The sales decrease was due mainly to “sharply declining vehicle production levels in North America”, the supplier said in a statement, noting that the result included a one-off gain of $754m related to its emergence from chapter 11 bankruptcy reorganisation.


Dana executives later told analysts the firm would axe around 5,800 jobs worldwide this year, up from the 5,000 announced earlier. That would mean it had trimmed its workforce by about 35% compared with 2007.


Full-year earnings before interest, taxes, depreciation, amortisation, and restructuring (EBITDA) were down to $301m last year compared with $450m in 2007.


“The decline was due to significantly lower vehicle production, which was partially offset by margin improvements and cost reductions,” according to the parts supplier.


Dana did not provide net profit/loss data for the fourth quarter of 2008 but said EBITDA was a $3m loss, compared to a $112m profit a year previously. Sales fell 29% to $1.5bn as North American vehicle production fell sharply and currency movements hit adversely.


“The impact of lower vehicle production drove the reduction in earnings. This decline was partially offset by higher pricing and cost savings from operational improvements,” Dana said.

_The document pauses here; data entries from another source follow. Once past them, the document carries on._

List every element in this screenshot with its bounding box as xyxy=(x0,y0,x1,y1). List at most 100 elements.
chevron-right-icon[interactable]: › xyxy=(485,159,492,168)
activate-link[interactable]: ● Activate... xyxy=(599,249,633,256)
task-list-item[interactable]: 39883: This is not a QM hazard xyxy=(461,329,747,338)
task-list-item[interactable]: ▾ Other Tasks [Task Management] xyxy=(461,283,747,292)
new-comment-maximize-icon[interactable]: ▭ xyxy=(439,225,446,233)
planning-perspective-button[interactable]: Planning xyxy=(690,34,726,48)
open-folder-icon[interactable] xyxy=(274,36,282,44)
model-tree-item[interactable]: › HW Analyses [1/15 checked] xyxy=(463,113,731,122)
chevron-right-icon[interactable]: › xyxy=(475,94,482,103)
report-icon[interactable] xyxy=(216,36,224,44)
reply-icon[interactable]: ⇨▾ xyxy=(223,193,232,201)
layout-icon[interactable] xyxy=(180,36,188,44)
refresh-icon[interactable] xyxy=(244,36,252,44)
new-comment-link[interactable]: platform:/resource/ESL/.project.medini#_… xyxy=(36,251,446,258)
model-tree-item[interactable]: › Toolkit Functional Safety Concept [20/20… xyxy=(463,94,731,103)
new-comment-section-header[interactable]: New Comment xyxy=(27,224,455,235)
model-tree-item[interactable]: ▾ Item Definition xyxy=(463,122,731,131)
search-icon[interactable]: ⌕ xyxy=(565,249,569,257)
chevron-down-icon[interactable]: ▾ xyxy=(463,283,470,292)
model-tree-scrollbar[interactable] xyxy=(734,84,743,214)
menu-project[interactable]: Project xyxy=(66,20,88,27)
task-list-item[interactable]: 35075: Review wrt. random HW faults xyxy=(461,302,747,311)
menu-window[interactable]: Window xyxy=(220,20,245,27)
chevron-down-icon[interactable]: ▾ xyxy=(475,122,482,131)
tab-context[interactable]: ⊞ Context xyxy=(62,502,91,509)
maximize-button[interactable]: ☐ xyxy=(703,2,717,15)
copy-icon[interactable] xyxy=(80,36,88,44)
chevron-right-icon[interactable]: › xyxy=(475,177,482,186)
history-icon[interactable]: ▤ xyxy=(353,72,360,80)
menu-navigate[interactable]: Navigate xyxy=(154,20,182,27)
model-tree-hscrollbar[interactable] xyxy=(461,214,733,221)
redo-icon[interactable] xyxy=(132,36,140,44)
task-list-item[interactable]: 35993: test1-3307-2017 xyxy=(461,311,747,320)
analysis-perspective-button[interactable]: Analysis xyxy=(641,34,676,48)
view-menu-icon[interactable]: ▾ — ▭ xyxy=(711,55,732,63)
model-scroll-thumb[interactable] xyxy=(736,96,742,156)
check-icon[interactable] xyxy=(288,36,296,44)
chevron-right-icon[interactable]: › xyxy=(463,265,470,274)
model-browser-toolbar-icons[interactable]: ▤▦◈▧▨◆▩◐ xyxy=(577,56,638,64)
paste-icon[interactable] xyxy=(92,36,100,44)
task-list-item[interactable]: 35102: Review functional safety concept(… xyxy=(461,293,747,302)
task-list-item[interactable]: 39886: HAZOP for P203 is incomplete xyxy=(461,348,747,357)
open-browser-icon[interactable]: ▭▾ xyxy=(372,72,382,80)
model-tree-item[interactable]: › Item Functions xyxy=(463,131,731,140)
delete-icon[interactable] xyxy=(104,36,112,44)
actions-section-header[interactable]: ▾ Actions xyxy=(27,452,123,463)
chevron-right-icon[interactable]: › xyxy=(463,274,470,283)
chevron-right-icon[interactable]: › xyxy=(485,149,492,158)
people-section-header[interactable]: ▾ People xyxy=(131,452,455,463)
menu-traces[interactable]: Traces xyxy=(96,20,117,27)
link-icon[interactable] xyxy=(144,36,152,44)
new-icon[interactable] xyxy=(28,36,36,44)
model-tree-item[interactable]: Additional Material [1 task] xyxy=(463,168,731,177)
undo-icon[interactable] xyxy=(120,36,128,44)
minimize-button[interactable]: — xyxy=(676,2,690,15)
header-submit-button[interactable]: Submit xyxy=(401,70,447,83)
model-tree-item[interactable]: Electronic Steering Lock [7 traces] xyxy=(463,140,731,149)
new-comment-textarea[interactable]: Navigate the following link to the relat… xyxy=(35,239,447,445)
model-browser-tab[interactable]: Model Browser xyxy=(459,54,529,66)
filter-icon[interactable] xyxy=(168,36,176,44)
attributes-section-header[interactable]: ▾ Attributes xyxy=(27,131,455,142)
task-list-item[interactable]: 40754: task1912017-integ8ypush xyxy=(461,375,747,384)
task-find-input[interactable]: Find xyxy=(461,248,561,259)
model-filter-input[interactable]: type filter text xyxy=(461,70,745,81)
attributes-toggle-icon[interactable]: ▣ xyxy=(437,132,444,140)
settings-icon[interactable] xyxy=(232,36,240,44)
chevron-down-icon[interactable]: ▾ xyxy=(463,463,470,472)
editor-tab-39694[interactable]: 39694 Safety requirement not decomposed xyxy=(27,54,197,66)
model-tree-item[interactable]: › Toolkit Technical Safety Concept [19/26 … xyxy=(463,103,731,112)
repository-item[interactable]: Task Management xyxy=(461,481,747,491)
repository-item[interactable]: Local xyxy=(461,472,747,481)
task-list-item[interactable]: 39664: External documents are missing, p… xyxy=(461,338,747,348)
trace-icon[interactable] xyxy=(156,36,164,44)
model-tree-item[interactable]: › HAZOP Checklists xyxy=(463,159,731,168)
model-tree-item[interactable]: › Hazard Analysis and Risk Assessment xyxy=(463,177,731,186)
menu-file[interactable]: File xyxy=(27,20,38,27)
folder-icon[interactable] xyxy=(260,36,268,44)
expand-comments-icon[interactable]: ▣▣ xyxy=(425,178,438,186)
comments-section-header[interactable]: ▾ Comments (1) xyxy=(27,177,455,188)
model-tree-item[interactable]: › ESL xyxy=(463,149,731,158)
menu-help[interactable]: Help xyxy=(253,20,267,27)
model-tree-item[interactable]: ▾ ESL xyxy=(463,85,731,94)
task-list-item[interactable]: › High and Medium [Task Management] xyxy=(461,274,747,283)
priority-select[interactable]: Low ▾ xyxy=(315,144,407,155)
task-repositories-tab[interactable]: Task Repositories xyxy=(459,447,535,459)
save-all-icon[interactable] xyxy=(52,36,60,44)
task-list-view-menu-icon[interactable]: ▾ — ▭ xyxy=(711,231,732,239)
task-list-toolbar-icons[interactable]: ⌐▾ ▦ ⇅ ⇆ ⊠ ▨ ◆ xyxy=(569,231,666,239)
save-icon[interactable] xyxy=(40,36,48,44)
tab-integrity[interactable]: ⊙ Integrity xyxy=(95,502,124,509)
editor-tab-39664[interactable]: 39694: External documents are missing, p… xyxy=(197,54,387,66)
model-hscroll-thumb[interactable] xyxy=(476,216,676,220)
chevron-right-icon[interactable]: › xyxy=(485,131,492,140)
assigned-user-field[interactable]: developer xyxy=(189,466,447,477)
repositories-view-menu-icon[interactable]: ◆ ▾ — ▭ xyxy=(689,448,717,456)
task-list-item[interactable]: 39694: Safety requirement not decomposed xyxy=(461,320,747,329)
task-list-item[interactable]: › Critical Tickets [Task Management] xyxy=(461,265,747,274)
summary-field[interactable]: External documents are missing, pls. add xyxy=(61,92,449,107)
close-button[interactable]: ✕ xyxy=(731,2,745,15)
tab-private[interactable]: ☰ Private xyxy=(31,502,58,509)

Chairman and CEO John Devine said: “We expect 2009 to be even more challenging than 2008, but we believe [we are] prepared with plans to continue re-sizing our operations, improve operational performance and margins, and maintain adequate liquidity and earnings.


“These are unprecedented times that make any projections uncertain. We believe we are taking the difficult actions necessary to survive in the current environment and compete over the long term. There can be no assurances, however, if the global economy deteriorates substantially beyond our planning assumptions.”